Here we are today {Just One Paragraph 8/30} / by Christina Rosalie




He could have been Bean, ten years taller, driving fast after midnight for whatever reason. The police can't say. The autopsy hasn't yet been done. Driving fast, across the meridian, into a metal culvert lurking at the side of the road, the way so many do these days after the flash flooding and weeks of rain: waiting for road crews to excavate ground and lower their silver-ribbed bellies into place, making way, with wide mouths for unexpected storms. His van catapulted, cartwheeled, caterwauled. Hit a telephone pole. Dead on impact.

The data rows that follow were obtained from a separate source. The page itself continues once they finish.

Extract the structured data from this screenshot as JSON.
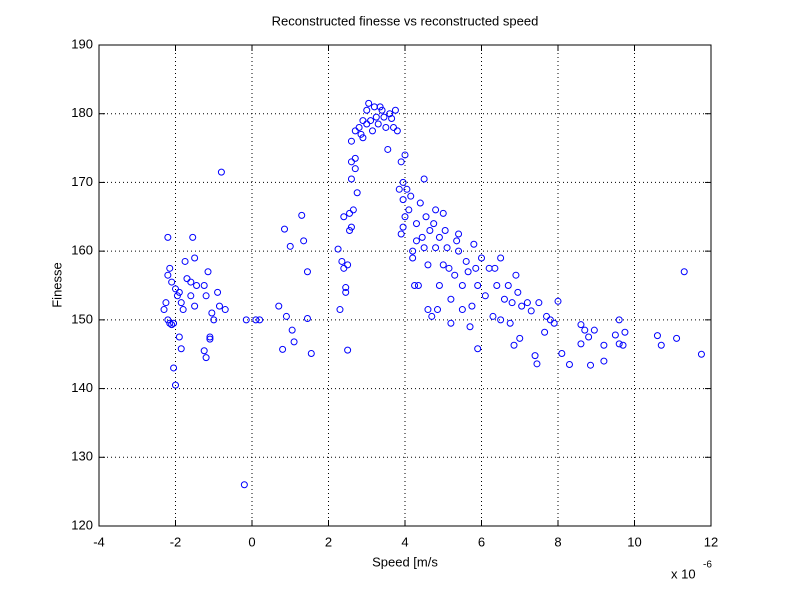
{
  "chart_data": {
    "type": "scatter",
    "title": "Reconstructed finesse vs reconstructed speed",
    "xlabel": "Speed [m/s",
    "ylabel": "Finesse",
    "x_multiplier_text": "x 10",
    "x_multiplier_exponent": "-6",
    "color": "#0000ff",
    "grid": true,
    "xlim": [
      -4,
      12
    ],
    "xticks": [
      -4,
      -2,
      0,
      2,
      4,
      6,
      8,
      10,
      12
    ],
    "ylim": [
      120,
      190
    ],
    "yticks": [
      120,
      130,
      140,
      150,
      160,
      170,
      180,
      190
    ],
    "x": [
      -2.2,
      -2.15,
      -2.2,
      -2.1,
      -2.25,
      -2.3,
      -2.2,
      -2.15,
      -2.1,
      -2.05,
      -2.0,
      -1.95,
      -1.9,
      -1.85,
      -2.05,
      -2.0,
      -1.9,
      -1.85,
      -1.8,
      -1.75,
      -1.7,
      -1.6,
      -1.55,
      -1.5,
      -1.5,
      -1.6,
      -1.45,
      -1.25,
      -1.2,
      -1.25,
      -1.2,
      -1.15,
      -1.1,
      -1.1,
      -1.05,
      -1.0,
      -0.9,
      -0.85,
      -0.7,
      -0.8,
      -0.2,
      -0.15,
      0.1,
      0.2,
      0.7,
      0.8,
      0.85,
      0.9,
      1.0,
      1.05,
      1.1,
      1.3,
      1.35,
      1.45,
      1.45,
      1.55,
      2.25,
      2.3,
      2.35,
      2.4,
      2.4,
      2.45,
      2.45,
      2.5,
      2.5,
      2.55,
      2.55,
      2.6,
      2.6,
      2.65,
      2.6,
      2.7,
      2.7,
      2.75,
      2.6,
      2.7,
      2.8,
      2.85,
      2.9,
      2.9,
      3.0,
      3.0,
      3.05,
      3.1,
      3.15,
      3.2,
      3.25,
      3.3,
      3.35,
      3.4,
      3.45,
      3.5,
      3.55,
      3.6,
      3.65,
      3.7,
      3.75,
      3.8,
      3.85,
      3.9,
      3.95,
      4.0,
      3.95,
      4.0,
      3.95,
      3.9,
      4.05,
      4.1,
      4.15,
      4.2,
      4.25,
      4.2,
      4.3,
      4.3,
      4.35,
      4.4,
      4.45,
      4.5,
      4.55,
      4.5,
      4.6,
      4.6,
      4.65,
      4.7,
      4.75,
      4.8,
      4.8,
      4.85,
      4.9,
      4.9,
      5.0,
      5.0,
      5.05,
      5.1,
      5.15,
      5.2,
      5.2,
      5.3,
      5.35,
      5.4,
      5.4,
      5.5,
      5.5,
      5.6,
      5.65,
      5.7,
      5.75,
      5.8,
      5.85,
      5.9,
      5.9,
      6.0,
      6.1,
      6.2,
      6.3,
      6.35,
      6.4,
      6.5,
      6.5,
      6.6,
      6.7,
      6.75,
      6.8,
      6.85,
      6.9,
      6.95,
      7.0,
      7.05,
      7.2,
      7.3,
      7.4,
      7.45,
      7.5,
      7.65,
      7.7,
      7.8,
      7.9,
      8.0,
      8.1,
      8.3,
      8.6,
      8.6,
      8.7,
      8.8,
      8.85,
      8.95,
      9.2,
      9.2,
      9.5,
      9.6,
      9.6,
      9.7,
      9.75,
      10.6,
      10.7,
      11.1,
      11.3,
      11.75
    ],
    "values": [
      162,
      157.5,
      156.5,
      155.5,
      152.5,
      151.5,
      150,
      149.5,
      149.3,
      149.5,
      154.5,
      153.5,
      154,
      152.5,
      143,
      140.5,
      147.5,
      145.8,
      151.5,
      158.5,
      156,
      155.5,
      162,
      159,
      152,
      153.5,
      155,
      155,
      153.5,
      145.5,
      144.5,
      157,
      147.5,
      147.2,
      151,
      150,
      154,
      152,
      151.5,
      171.5,
      126,
      150,
      150,
      150,
      152,
      145.7,
      163.2,
      150.5,
      160.7,
      148.5,
      146.8,
      165.2,
      161.5,
      157,
      150.2,
      145.1,
      160.3,
      151.5,
      158.5,
      157.5,
      165,
      154.7,
      154,
      145.6,
      158,
      165.5,
      163,
      163.5,
      173,
      166,
      170.5,
      172,
      173.5,
      168.5,
      176,
      177.5,
      178,
      177,
      179,
      176.5,
      180.5,
      178.5,
      181.5,
      179,
      177.5,
      181,
      179.5,
      178.5,
      181,
      180.5,
      179.5,
      178,
      174.8,
      180,
      179.3,
      178,
      180.5,
      177.5,
      169,
      173,
      170,
      174,
      167.5,
      165,
      163.5,
      162.5,
      169,
      166,
      168,
      160,
      155,
      159,
      164,
      161.5,
      155,
      167,
      162,
      170.5,
      165,
      160.5,
      151.5,
      158,
      163,
      150.5,
      164,
      166,
      160.5,
      151.5,
      155,
      162,
      165.5,
      158,
      163,
      160.5,
      157.5,
      153,
      149.5,
      156.5,
      161.5,
      162.5,
      160,
      155,
      151.5,
      158.5,
      157,
      149,
      152,
      161,
      157.5,
      145.8,
      155,
      159,
      153.5,
      157.5,
      150.5,
      157.5,
      155,
      150,
      159,
      153,
      155,
      149.5,
      152.5,
      146.3,
      156.5,
      154,
      147.3,
      152,
      152.5,
      151.3,
      144.8,
      143.6,
      152.5,
      148.2,
      150.5,
      150,
      149.5,
      152.7,
      145.1,
      143.5,
      146.5,
      149.3,
      148.5,
      147.5,
      143.4,
      148.5,
      144,
      146.3,
      147.8,
      150,
      146.5,
      146.3,
      148.2,
      147.7,
      146.3,
      147.3,
      157,
      145
    ]
  }
}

He was just 17, a new high school graduate, the papers say, and though I didn't know him, I've likely seen him around. He could have been the tow-headed kid riding a four wheeler across the fields belonging to his family's dairy farm at the end of the road. He could have been the boy with freckles standing in line with his girlfriend tonight at the grocery store, buying soda and candy, staring with the bored look of every boy in the checkout line. He could have been any boy. Every boy. This one on his way to Marines for basic training to go wherever such brave, foolhardy boys go, toting guns, their lives and the lives of others in their hands. We drove by on our way to donuts yesterday, saw the kids crowded around the newly replaced telephone pole writing love notes in sharpies, sticking flowers at the base, even as the old one, split in half with the impact, being carried off on a tow-truck past fields of blooming Queen Anne's Lace and Black Eyed Susans and also poison parsnip, that looks, to the untrained eye to be a lovely golden firework of blossoms. We never know, do we? We can never anticipate the danger, the wisdom, the wide terrain of possibility that makes the topography of our lives. T winced driving past and reached out. I grabbed his hand. We looked back in the rearview, the boys laughing, anticipating donuts. Sweetness. Today, there are cars gathered at the farm at the end of the road. Too many to be dinner guests. There is a lump in my throat as we ride by, that swells, even I feel my body lithe and balancing on my light bike, my life impossibly beautiful and real, pulse measured, cadence marked. Here we are today. Here you are.